Augmented reality ( AR ) for the rest of us is here: San Jose, California-based computer vision startup uSens has developed technology that makes it possible to run augmented reality apps like the ones you'd see on an iPhone X on a cheap $100 Android phone.
The company announced its new AR engine for Android phones at CES in Las Vegas this week, demonstrating the technology with a variety of phones at their booth. Much like Apple's ARKit and Google's ARCore , uSensAR uses what's being called simultaneous localization and mapping (SLAM).
This essentially makes it possible for the phone to scan a room, place virtual objects in that room and display them in relation to the camera location. When a user goes closer to an object, that object scales in size - just like a real object would.
Apple was first to introduce this kind of mobile AR technology with the release of iOS 11 last fall, and has since made it available to recent-generation iPhones and iPads. Google is doing the same on Android with ARCore , but has thus far restricted the technology to a few high-end devices, like its own Pixel phones.
At the uSens booth, the company demonstrated its own AR technology with a recent-generation Samsung phone, an older LG handset and finally a $100 Android device. All devices were capable of placing a Minion on a table and render it correctly, including shadows. The performance on the budget phone was a little jerky, but still very reasonable.

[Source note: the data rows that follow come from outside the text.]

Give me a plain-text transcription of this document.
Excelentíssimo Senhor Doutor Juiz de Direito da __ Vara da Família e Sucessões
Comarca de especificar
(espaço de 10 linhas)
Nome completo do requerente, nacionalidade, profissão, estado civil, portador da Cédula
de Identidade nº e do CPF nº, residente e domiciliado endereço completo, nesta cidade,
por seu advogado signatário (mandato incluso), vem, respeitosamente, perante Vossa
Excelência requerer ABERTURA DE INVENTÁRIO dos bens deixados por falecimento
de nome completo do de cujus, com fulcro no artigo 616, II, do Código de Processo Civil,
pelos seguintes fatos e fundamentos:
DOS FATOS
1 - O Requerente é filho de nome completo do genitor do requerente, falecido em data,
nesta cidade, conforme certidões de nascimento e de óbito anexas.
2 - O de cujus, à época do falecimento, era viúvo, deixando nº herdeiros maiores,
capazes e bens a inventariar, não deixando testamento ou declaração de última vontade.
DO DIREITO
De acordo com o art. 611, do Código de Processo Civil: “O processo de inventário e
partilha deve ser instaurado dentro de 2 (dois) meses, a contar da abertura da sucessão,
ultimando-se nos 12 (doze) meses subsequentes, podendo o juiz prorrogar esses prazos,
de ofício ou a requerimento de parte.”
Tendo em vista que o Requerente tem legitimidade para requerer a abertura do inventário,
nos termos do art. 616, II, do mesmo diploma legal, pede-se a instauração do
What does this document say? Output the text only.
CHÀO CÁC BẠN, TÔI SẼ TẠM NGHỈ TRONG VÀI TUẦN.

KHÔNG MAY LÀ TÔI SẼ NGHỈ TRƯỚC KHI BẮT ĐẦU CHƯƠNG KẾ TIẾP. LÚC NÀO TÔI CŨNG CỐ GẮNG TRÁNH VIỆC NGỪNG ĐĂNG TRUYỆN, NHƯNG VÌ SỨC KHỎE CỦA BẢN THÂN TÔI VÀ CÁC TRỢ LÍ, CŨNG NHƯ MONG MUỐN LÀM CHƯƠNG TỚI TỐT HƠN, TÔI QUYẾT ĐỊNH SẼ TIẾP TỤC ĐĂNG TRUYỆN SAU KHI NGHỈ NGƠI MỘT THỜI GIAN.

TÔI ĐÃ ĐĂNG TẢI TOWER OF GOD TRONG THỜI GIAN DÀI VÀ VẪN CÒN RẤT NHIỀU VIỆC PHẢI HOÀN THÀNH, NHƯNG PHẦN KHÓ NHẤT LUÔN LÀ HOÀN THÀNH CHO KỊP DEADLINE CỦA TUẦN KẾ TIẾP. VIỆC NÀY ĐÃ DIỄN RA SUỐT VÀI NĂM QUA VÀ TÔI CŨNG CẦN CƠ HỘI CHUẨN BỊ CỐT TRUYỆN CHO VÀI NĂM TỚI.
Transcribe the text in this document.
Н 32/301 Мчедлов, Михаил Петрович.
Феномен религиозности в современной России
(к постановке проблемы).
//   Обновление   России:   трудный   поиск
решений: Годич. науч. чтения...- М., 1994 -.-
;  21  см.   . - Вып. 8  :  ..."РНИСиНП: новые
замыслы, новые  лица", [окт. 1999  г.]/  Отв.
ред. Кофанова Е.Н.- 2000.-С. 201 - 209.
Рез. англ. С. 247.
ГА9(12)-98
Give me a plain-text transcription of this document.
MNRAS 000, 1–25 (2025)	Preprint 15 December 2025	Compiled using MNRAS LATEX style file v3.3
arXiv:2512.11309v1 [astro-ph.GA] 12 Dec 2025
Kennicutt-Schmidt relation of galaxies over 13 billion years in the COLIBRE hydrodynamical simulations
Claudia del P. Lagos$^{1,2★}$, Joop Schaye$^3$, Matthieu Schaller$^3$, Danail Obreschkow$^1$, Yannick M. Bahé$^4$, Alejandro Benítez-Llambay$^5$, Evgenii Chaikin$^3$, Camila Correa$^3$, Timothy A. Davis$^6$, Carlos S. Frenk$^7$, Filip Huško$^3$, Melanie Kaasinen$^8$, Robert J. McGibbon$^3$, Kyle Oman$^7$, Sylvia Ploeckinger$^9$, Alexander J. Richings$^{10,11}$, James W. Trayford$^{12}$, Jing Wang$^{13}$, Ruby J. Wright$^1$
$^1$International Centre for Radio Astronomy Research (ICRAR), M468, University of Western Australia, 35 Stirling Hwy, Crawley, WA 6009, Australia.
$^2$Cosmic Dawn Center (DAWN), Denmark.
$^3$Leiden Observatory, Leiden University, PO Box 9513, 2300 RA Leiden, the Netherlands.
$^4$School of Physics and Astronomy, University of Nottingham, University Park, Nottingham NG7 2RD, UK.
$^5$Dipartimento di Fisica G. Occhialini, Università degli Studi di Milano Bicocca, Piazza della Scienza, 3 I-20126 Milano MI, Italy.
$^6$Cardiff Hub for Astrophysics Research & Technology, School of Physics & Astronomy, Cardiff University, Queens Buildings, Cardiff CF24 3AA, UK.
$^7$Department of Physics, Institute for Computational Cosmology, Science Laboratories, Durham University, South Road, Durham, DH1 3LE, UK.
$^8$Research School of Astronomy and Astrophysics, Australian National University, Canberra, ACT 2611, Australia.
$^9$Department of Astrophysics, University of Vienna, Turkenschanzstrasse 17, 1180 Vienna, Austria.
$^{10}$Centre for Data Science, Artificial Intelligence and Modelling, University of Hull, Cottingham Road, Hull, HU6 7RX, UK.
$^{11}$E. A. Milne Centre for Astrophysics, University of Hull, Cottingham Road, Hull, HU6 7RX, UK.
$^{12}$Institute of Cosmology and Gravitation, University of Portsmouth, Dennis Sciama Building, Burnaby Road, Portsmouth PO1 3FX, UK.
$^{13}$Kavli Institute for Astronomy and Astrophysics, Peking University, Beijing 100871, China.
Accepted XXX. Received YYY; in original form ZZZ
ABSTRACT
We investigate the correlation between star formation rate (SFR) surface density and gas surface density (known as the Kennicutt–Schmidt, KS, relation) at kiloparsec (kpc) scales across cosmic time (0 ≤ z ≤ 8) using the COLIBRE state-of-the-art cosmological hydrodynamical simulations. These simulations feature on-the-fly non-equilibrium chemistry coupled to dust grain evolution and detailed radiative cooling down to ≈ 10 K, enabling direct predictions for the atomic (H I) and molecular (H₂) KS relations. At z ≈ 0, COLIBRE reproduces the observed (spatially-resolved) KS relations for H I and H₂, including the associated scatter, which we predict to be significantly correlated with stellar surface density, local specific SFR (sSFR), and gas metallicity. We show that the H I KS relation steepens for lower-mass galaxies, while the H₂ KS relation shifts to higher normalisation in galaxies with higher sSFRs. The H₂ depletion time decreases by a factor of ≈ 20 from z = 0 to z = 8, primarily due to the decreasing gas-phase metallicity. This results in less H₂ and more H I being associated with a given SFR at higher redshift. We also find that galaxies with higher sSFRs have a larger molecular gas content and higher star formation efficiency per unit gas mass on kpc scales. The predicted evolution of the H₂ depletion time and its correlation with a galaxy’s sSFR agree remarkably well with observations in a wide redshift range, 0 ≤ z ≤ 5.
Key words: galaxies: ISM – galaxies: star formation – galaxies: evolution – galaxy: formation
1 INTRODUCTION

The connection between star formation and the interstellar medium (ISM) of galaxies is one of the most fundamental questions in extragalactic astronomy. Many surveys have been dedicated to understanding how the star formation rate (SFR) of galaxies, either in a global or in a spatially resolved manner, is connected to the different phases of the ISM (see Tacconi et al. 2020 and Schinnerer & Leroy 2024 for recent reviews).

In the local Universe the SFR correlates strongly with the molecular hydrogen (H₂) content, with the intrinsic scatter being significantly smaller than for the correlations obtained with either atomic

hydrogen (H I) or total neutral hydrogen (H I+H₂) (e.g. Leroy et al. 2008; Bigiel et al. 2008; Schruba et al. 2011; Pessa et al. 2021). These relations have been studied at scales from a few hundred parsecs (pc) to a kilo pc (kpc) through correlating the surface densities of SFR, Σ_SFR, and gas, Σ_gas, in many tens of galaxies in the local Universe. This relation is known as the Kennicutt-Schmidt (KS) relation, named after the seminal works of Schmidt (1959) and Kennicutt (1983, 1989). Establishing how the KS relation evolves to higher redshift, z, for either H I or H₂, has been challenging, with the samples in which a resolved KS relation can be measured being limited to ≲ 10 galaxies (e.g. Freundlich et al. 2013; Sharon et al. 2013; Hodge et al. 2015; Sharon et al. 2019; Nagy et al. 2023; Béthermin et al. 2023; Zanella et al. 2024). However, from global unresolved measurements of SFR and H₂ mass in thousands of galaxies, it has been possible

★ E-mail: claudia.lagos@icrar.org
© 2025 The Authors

uUsens has been working specifically to account for slow processors as well as poor camera sensors - all things that you'd find on a cheap prepaid handset, for example. The company said that its AR engine is compatible with 2 billion Android devices.
As a first step, uSens has struck a partnership with Spreadtrum, a Shanghai-based mobile chipset maker that wants to use it for its own Android hardware. But uSens also has plans to release a SDK for developers soon, which could use it to build AR apps for handsets that don't support Google's or Apple's solution.
uSens has been building hand tracking and other computer vision solutions for VR and AR. The company raised some $26 million , with investors including Fosun Kinzon Capital, with participation from Maison Capital, Great Capital, Fortune Capital, Oriental Fortune Capital, iResearch Capital, and Chord Capital.